If the second one is the definition of subtraction then I think my question is answered but still need explanation how the first definition is not true (Direct sum).

Answer 1

This has nothing to do with direct sums.

Given any two sets $A$ and $B$, the difference $A-B$ is the set $$A-B = \{x\in A\mid x\notin B\}.$$ Here, $V$ and $W$ are vector spaces, so in particular they are sets. The difference is the set theoretic different, $$V-W = \{v\in V\mid v\notin W\}.$$

Given a vector space $V$ and a subset $S$ of $V$, $\langle S\rangle$ is the subspace generated by $S$; that is, $$\begin{align*} \langle S\rangle &= \{ a_1s_1+\cdots +a_ns_n\mid n\geq 0, a_i\in F, s_j\in S\}\\ &= \bigcap_{W\leq V, S\subseteq W} W. \end{align*}$$

So when you write:

$$\langle V-W\rangle = \{(x-y)\mid \forall x\in V \text{ and }y\in V\text{[sic]}\},$$

this is wrong, even when we correct the second $V$ to a $W$. That is not what this means.

For an example, consider $V=\mathbb{R}^2$, and $W=\{(x,0)\mid x\in\mathbb{R}\}$. Then $V$ is the real plane, $W$ is the $X$-axis.

The set $V-W$ is the plane without the $X$-axis. That means it consists of everything that is in the plane but is not in the $X$-axis.

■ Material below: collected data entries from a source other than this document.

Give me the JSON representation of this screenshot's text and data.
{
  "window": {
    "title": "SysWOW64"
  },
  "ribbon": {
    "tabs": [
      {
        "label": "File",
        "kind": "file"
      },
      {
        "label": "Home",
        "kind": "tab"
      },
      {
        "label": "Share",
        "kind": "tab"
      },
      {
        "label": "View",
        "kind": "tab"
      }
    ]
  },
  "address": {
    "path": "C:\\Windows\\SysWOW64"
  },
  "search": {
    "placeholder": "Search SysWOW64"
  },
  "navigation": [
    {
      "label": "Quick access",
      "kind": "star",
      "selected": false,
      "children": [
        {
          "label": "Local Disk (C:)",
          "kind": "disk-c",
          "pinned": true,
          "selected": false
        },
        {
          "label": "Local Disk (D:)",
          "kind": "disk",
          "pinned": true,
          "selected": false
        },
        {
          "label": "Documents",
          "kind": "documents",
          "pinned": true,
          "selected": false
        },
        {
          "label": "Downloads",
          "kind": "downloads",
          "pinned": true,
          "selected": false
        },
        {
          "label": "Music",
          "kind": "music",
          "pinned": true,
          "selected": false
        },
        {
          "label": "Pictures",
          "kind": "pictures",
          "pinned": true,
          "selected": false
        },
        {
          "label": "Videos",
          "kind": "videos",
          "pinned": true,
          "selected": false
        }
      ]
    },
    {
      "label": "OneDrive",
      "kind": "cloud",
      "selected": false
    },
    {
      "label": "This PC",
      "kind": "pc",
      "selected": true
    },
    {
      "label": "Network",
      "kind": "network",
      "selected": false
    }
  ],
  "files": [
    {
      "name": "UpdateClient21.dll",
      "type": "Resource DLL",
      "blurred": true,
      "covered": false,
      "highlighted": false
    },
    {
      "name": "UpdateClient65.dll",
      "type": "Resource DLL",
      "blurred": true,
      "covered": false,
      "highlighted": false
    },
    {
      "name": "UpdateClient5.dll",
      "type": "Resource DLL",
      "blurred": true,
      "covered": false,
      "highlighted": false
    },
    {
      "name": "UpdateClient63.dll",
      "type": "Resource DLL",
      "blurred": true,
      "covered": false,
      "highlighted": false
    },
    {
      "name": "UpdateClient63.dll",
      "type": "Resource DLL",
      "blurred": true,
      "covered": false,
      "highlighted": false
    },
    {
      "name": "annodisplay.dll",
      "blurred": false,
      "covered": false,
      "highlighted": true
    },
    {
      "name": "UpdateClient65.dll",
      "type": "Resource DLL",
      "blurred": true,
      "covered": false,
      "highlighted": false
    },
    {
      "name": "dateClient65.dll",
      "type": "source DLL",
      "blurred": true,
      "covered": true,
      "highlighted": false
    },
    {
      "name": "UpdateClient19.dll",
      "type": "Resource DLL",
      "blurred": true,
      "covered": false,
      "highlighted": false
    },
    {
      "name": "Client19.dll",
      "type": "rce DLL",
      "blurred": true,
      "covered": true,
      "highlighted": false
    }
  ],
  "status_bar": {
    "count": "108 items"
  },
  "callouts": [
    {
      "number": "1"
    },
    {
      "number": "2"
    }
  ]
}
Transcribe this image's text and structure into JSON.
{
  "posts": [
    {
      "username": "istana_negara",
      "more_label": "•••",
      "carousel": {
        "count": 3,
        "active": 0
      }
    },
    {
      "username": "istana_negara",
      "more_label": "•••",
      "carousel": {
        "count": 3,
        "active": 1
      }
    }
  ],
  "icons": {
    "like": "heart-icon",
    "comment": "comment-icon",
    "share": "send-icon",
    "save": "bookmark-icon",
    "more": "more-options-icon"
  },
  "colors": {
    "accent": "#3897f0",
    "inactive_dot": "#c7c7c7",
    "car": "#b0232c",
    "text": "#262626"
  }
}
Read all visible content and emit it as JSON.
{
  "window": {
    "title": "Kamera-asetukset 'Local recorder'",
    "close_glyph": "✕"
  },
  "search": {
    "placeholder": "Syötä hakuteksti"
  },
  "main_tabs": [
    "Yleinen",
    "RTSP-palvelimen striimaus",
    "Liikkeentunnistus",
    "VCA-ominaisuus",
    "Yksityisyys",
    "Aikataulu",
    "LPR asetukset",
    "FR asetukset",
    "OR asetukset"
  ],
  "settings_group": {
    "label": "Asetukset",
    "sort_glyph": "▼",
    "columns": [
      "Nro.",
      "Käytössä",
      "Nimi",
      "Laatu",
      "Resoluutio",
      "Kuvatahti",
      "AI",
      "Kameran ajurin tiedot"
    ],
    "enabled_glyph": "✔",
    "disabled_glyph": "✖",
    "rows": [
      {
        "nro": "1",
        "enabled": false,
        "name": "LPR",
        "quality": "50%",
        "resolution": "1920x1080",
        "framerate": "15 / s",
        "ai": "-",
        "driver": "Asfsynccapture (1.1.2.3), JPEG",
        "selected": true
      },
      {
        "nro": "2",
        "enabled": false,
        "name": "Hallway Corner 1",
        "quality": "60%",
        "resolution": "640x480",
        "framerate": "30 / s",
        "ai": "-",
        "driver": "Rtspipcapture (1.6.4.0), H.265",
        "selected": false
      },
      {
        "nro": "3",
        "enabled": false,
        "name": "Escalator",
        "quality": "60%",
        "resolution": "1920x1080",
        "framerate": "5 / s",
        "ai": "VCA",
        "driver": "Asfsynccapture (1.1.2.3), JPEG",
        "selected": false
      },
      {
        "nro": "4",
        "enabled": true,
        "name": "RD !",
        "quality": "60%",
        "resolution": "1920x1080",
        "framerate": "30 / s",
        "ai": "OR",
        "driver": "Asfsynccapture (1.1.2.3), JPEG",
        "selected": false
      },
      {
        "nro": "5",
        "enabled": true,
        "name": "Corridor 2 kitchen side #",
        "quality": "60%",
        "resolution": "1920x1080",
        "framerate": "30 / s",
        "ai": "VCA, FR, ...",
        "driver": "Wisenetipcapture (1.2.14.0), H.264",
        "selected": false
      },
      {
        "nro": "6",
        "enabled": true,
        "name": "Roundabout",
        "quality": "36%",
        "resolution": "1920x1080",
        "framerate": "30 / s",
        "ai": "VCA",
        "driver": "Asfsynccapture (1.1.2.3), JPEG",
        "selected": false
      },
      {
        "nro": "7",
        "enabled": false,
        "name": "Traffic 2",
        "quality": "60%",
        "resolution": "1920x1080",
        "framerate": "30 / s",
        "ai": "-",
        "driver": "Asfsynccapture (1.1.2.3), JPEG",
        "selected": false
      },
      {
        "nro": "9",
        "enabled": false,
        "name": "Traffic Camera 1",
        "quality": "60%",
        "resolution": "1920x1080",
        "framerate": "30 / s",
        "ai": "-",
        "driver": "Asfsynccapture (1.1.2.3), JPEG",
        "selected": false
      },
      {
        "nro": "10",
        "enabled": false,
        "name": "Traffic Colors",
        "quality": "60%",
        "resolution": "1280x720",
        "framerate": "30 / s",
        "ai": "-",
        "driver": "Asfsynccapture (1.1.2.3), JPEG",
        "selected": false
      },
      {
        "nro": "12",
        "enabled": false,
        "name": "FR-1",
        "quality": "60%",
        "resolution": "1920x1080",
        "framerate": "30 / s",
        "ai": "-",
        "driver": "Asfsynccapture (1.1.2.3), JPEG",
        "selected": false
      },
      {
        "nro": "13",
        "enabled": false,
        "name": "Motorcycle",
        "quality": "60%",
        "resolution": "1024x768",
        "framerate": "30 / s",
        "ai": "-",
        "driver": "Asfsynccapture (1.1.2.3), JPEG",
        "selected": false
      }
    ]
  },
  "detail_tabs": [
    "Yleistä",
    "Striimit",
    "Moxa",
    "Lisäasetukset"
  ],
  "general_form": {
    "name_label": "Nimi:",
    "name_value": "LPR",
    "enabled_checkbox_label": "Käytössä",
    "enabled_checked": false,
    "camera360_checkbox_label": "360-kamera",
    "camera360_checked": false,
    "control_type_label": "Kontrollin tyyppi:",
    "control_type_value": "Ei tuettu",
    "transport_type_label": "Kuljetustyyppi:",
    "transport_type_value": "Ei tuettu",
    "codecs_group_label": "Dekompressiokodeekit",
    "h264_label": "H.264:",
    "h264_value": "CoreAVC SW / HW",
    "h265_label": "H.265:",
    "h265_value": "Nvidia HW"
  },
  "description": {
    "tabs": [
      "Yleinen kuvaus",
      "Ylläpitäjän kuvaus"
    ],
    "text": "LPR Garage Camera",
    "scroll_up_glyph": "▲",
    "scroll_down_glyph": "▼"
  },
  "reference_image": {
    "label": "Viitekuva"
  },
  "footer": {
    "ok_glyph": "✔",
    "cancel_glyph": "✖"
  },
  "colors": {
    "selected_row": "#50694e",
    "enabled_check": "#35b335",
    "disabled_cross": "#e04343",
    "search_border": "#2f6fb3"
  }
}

You are asked to show that the subspace generated by this set (which is not a vector space, since it cannot contain the zero vector!) is the whole space.

And this is straightforward: we just need to show that every element of $V$ can be written as a sum of multiples of elements of $V-W$. Let $v\in V$. If $v\notin W$, then $v$ is already in $V-W$, hence in $\langle V-W\rangle$.

If $v\in W$, then because $W$ is assumed to be a proper subspace, we know there exists $x\in V$ such that $x\notin W$. Then $v-x\notin W$ (since $v\in W$ but $x\notin W$). And $x\notin W$. Thus, both $v-x$ and $x$ are in $V-W$, and therefore their sum lies in $\langle V-W\rangle$; $$x = (v-x)+x \in\langle V-W\rangle.$$ Thus, every element of $V$ lies in $\langle V-W\rangle$.

Answer 2

The intended meaning of $V-W$ must surely be set difference $\{x\in V\colon x\notin W\}$. (Having it mean the set of differences would be silly here since $V-S=V$ and $V+S=V$ for any set $S$ if $V$ is the ambient vector space.)

Here's a simple proof that $\langle V-W\rangle = V$: it's clear that $V-W\subset\langle V-W\rangle$, so we only have to prove that $W\subset\langle V-W\rangle$. Let $w\in W$ be given. Choose $v\in V-W$, which is possible since $W$ is a proper subspace of $V$. Then $v+w\in V-W$ as well, since if $v+w\in W$ then $v=(v+w)-w$ would be in $W$ as well. Consequently, $w = (v+w)-v \in \langle V-W\rangle$, which is what we needed to show.